There are just weeks to go before A level results are out, when school-leavers will discover if they have made the grades to get to university.
For those that do secure a place, the financial lessons need to start as soon as possible. As well as finding out about student loans to help cover the cost of tuition fees and accommodation, choosing the right student current account is vital.
Banks offer plenty of tempting incentives to entice students to join, but it’s important not to get side-tracked by these and instead to focus on the more important things, such as the interest-free overdraft.
There are 11 providers which offer student banking, all of which provide interest-free overdrafts, but terms can vary considerably, so always read the small print before you sign up. The most generous interest-free overdraft by far is from Halifax, which offers up to £3,000 for up to five years while you are a student, and then for a further year once you have graduated.
In contrast, Abbey, Barclays, HSBC and Smile all only provide an interest-free overdraft of up to £1,000 in year one. Barclays, Abbey and HSBC offer up to £1,500 in year three, rising to £2,000, £1,800 and £2,000 respectively in year five. Smile offers up to £1,400 in year three, rising to £1,800 in year four. NatWest offers up to £1,250 in year one, rising to £1,600 in year three and up to £2,000 in year five.
Remember, however, that with all the student accounts, you may not automatically be offered the maximum interest free overdraft advertised. The amount you will be allowed to borrow will depend on your credit history, and if this isn’t up to scratch, you may be offered a lower limit.

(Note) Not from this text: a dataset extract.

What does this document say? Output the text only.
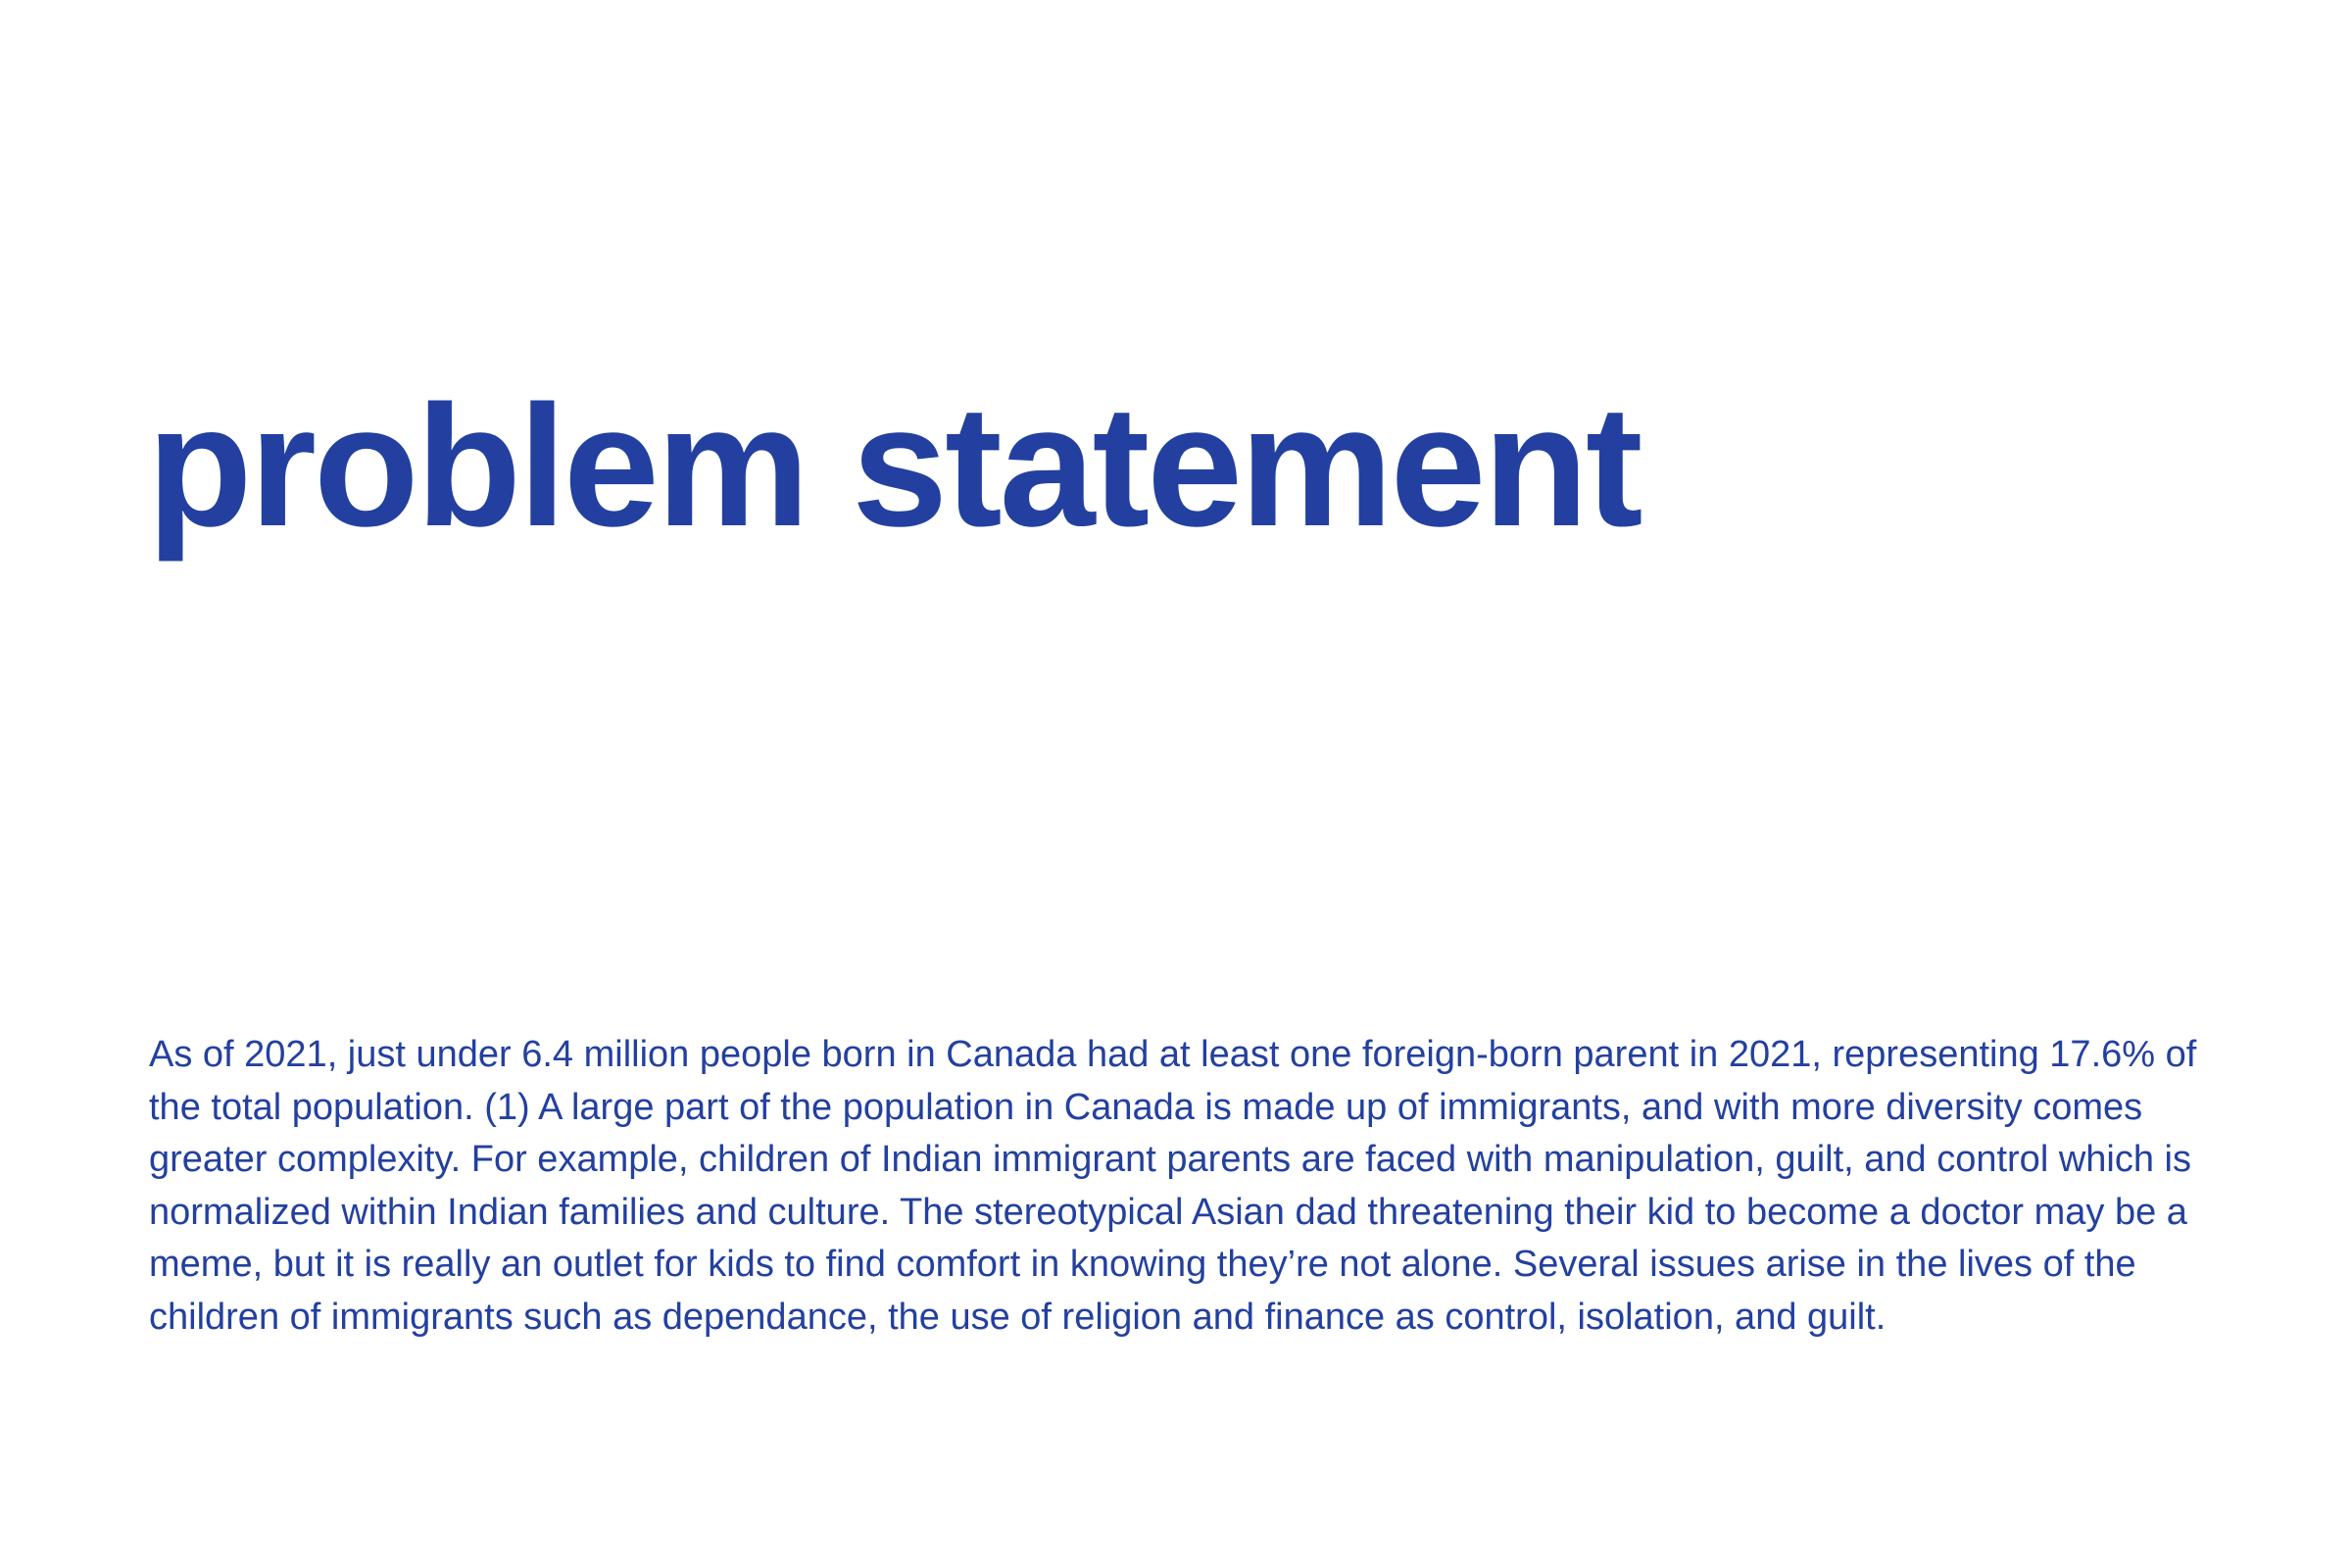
problem statement

As of 2021, just under 6.4 million people born in Canada had at least one foreign-born parent in 2021, representing 17.6% of the total population. (1) A large part of the population in Canada is made up of immigrants, and with more diversity comes greater complexity. For example, children of Indian immigrant parents are faced with manipulation, guilt, and control which is normalized within Indian families and culture. The stereotypical Asian dad threatening their kid to become a doctor may be a meme, but it is really an outlet for kids to find comfort in knowing they’re not alone. Several issues arise in the lives of the children of immigrants such as dependance, the use of religion and finance as control, isolation, and guilt.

If you are lucky enough to not go into the red while you are at university, then the in-credit interest rate will be more important than the overdraft rates. Most student accounts pay just 0.1pc gross interest a year, but both Halifax and Royal Bank of Scotland pay 2pc gross interest. Smile, however, pays the highest rate of in-credit interest at 3pc gross a year,
Once you have decided how much of an overdraft you think you will be likely to need, only then should you look at the incentives. Some, such as discounts on compact discs, are likely to have little financial impact, but NatWest’s offer of a free five year Young Person’s Railcard could make a real difference to your pocket if your home is a long way from university and you travel back there regularly.
You may well be offered a student credit card when you open your account, but try and resist the temptation to take this out, as every pound you borrow while you are a student will need to be repaid and will be racking up interest until you are earning. Similarly, don’t blow your student loan at once – work out how much it will give you to spend each month and set a strict budget so that you don’t exceed this amount.